Q. Is expenditure review cutting too close?
A. I argued for a while that expenditure review was the wrong term because you always want to manage your finances as carefully as you can, and you always want to demonstrate that you are on top of it and doing it. The problem was, a lot of the reforms that are going on – in fact, the bulk of the savings in expenditure review – are coming from things I argue should be done regardless of what the drivers are. Procurement reform and supply chain management are going to save a lot of money, just by changing the processes of how we procure things. So it was driven as a cost-cutting exercise, because we wanted some money for reallocation, but I argue it was as much a service modernization exercise. Service Canada is the same thing. It will throw off savings, because we’re combining things, but doing it in the name of financial savings actually works against you, because people see Service Canada as only being there to cut things and fire civil servants as opposed to improve the service offerings that are available to citizens.
. . . But I argue that politicians provide insurance to public servants in the sense that in contentious or difficult areas, if the politicians say “go there,” then the public servants are empowered to go there because it is hard for them to go into difficult spaces. So you look at some of these problems. The Auditor General and I have had a long talk about this. The public service’s reaction to some of our criticisms was to tighten everything up to the point where it was almost impossible to do anything. Contracting became a joke; the relationship with not-for-profits came down to 30-page legal documents for $30,000 grants. Just nuts.

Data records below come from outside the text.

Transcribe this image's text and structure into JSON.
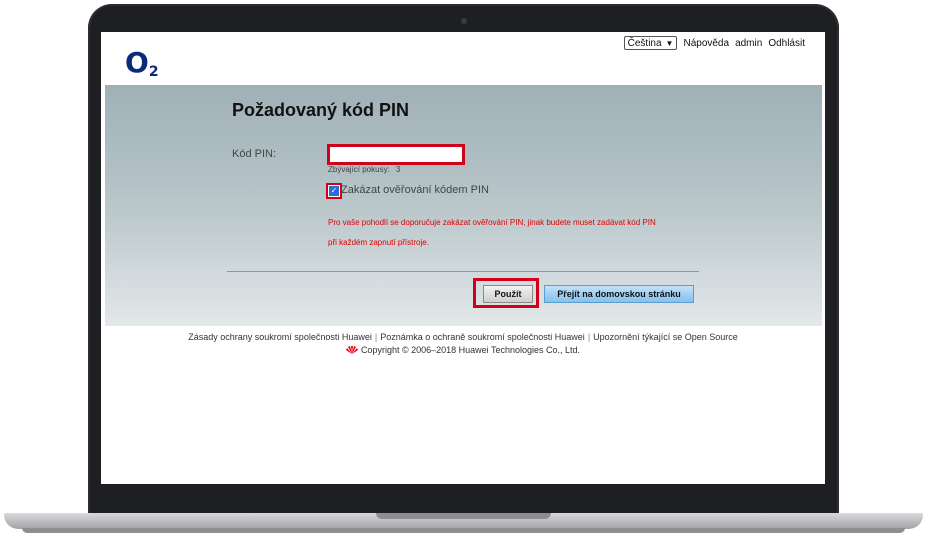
{
  "brand": {
    "logo_main": "O",
    "logo_sub": "2"
  },
  "topnav": {
    "language": "Čeština",
    "help": "Nápověda",
    "user": "admin",
    "logout": "Odhlásit"
  },
  "form": {
    "title": "Požadovaný kód PIN",
    "pin_label": "Kód PIN:",
    "pin_value": "",
    "attempts_label": "Zbývající pokusy:",
    "attempts_value": "3",
    "disable_pin_label": "Zakázat ověřování kódem PIN",
    "disable_pin_checked": true,
    "warning_line1": "Pro vaše pohodlí se doporučuje zakázat ověřování PIN, jinak budete muset zadávat kód PIN",
    "warning_line2": "při každém zapnutí přístroje.",
    "apply_button": "Použít",
    "home_button": "Přejít na domovskou stránku"
  },
  "footer": {
    "link1": "Zásady ochrany soukromí společnosti Huawei",
    "link2": "Poznámka o ochraně soukromí společnosti Huawei",
    "link3": "Upozornění týkající se Open Source",
    "copyright": "Copyright © 2006–2018 Huawei Technologies Co., Ltd."
  },
  "colors": {
    "highlight": "#d0021b",
    "warning_text": "#e00000",
    "panel_top": "#9fb0b6",
    "home_button": "#84c1ee",
    "logo": "#0a2a7a"
  },
  "icons": [
    "chevron-down-icon",
    "checkmark-icon",
    "huawei-logo-icon"
  ]
}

Q. You’ve said that change should be incremental but that it should also be whole-of-government. Contradiction?
A. So much of the problem of building IT in government comes from the fact that most of the IT planning models were built in the days of mainframes. You had to figure out everything before you wrote a line of code and so we built these elaborate planning processes, and we overbuilt all the time. In today’s world, we can build with modules. Take HR. In the first instance, this is “who is working for you, where do they live, what is their SIN number, how much are they being paid.” But you can build much more on it. You can build some pretty sophisticated life-long learning tools, you can build retirement planning, pension planning, and HR professionals can go even further and build really exciting things. So I keep saying, “No, stop that. We’ll talk about that when you can tell me how many people work for us.” Let’s build it basic.

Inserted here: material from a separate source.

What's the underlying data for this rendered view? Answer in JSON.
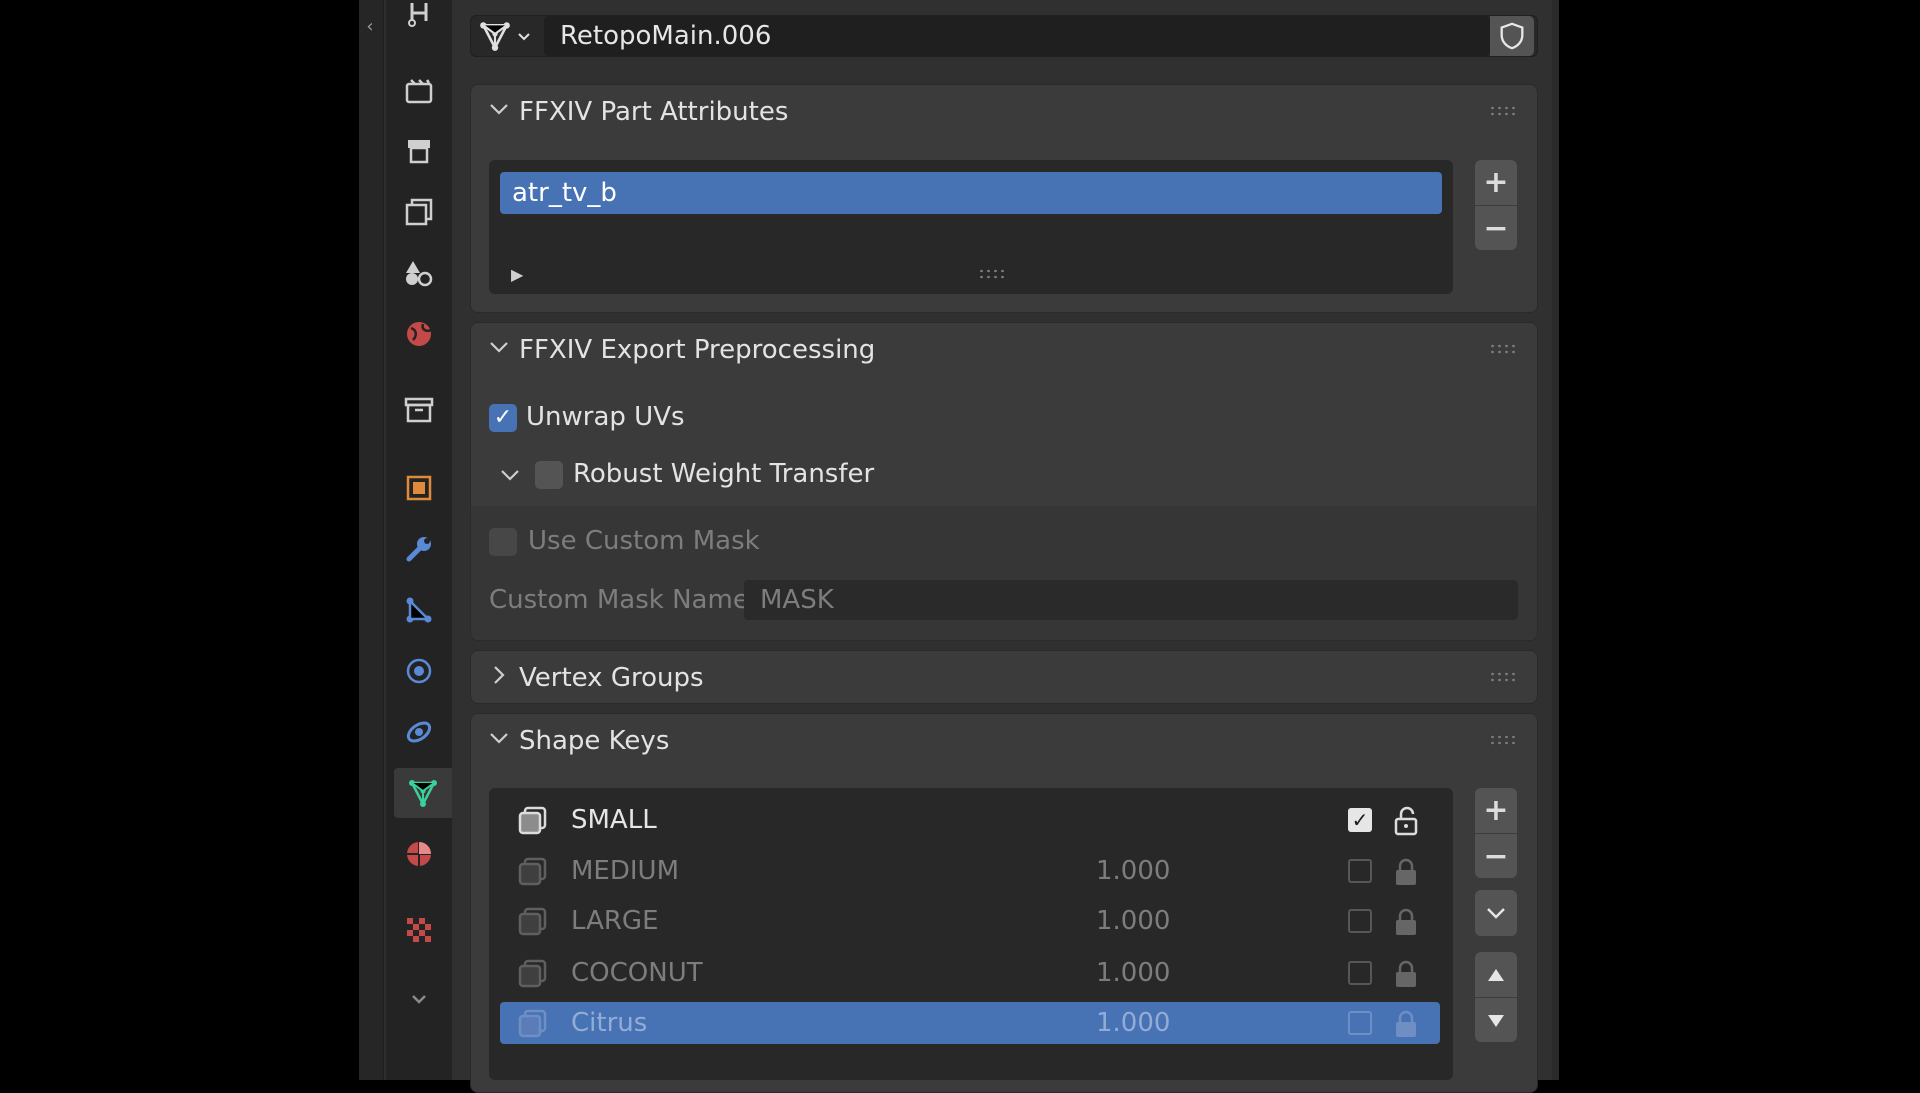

I just think about it as the modernization of public management. What we’ve got is a lag time of about 15 years. Large private sector organizations went through this in the late ‘80s. . . . They went through a lot of this as these things played out – restructuring, right-sizing, reorganization, reengineering – all the “re” words. There was lots of that talked about in the public sector, but the only real reengineering was privatization. We cut off chunks and threw them out. . . .”‘Innovative, free from the constraints of government, they need to be able to ride the innovation trail and service local communities.” Then I thought, if those things are good for them, why aren’t they good for government?
. . . It may be time to call together the equivalent of the 1994 Information Highway group, looking at internal services, just to build a robust consensus among a bunch of internal and external experts, on the need to do this and lay out the game plan.